I am working with generalized permutations with problems such as the following:
Compute $P(10;4,4,2)$: Answer by formula: $\dfrac{10!}{(4!\, 4! \,2!)}$
A similar problem asks to Compute $P(17;4,3,2)$. It is my understanding that N ($17$ in this case) is supposed to equal the sum of $n_{1}$, $n_{2}$, and $n_{3}$ ($4$, $3$, and $2$ respectively).
Would it be wrong to compute the answer in the same way? $\dfrac{17!}{(4!\,3!\,2!)}$ ?
You have already got the answer, but I'd like to explain a point, and an approach.
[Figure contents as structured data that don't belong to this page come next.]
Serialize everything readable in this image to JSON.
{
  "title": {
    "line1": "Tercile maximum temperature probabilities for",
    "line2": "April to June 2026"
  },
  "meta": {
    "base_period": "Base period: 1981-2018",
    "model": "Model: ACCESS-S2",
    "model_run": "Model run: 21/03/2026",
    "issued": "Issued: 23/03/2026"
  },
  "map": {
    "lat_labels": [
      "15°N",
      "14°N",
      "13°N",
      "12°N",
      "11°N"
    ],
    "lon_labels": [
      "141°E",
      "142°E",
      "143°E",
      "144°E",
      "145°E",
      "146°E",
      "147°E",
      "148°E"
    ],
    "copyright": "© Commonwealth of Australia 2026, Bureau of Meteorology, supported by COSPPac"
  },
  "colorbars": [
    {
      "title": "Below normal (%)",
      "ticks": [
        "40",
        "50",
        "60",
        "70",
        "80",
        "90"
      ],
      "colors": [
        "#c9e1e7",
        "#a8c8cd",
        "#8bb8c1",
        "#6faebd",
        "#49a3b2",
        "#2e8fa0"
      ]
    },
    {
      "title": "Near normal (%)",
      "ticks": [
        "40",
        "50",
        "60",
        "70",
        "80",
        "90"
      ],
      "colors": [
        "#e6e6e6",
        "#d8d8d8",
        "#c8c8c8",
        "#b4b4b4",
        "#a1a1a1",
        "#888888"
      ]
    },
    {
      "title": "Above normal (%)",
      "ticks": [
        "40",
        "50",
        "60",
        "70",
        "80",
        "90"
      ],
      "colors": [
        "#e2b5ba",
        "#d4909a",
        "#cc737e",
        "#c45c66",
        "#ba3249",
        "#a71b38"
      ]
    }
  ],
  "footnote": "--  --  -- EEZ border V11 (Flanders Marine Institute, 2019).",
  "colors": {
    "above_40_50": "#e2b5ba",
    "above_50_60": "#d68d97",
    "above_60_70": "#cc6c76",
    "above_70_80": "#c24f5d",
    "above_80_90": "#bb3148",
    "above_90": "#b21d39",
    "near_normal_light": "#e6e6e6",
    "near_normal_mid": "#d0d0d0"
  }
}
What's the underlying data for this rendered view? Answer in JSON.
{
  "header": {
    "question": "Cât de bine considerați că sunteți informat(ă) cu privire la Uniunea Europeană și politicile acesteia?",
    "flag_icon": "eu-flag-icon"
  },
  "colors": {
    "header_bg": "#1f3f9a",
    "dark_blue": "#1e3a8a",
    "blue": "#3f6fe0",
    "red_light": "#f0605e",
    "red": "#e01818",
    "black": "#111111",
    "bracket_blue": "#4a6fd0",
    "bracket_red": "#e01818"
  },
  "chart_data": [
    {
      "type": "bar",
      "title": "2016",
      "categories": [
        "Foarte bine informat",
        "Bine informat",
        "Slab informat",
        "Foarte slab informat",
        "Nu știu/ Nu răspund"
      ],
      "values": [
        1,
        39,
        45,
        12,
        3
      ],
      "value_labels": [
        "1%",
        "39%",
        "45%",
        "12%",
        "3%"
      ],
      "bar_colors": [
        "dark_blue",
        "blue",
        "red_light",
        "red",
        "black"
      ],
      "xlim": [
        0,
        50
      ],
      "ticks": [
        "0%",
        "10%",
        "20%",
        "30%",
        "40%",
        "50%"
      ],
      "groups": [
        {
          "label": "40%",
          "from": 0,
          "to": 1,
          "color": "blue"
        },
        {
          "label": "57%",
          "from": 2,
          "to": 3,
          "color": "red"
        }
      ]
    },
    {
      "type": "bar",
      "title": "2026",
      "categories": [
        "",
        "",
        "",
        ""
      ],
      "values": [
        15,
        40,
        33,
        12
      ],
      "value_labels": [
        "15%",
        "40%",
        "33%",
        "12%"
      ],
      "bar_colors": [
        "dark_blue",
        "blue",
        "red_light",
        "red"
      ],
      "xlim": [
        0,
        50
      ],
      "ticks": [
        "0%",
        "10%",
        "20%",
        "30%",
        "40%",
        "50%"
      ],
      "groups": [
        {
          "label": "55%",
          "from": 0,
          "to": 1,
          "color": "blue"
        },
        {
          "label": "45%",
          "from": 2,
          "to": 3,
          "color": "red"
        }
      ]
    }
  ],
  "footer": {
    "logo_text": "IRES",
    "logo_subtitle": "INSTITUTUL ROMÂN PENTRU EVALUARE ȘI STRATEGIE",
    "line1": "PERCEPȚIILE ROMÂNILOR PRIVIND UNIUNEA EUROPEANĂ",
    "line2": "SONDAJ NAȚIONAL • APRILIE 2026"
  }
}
Although I haven't encountered it before, P(10;4,4,2) is just the multinomial coefficient $\binom{10}{4,4,2}$
Now $\binom{10}{4,4,2} = \binom{10}{4}\binom64\binom22 = \frac{10!}{4!4!2!},$ and when expanded as a product of binomial coefficients,
the last term e.g. $\binom22$ here, always evaluates to $1$
So sometimes, the last term in the lower index is omitted, e.g. asked how many ways there are to get four $6's$ and four $1's$ in $10$ throws, we might abbreviate it to $\binom{10}{4,4}$
For your particular question, using your notation,
I would thus prefer to write the answer as $P(17;4,3,2,8)$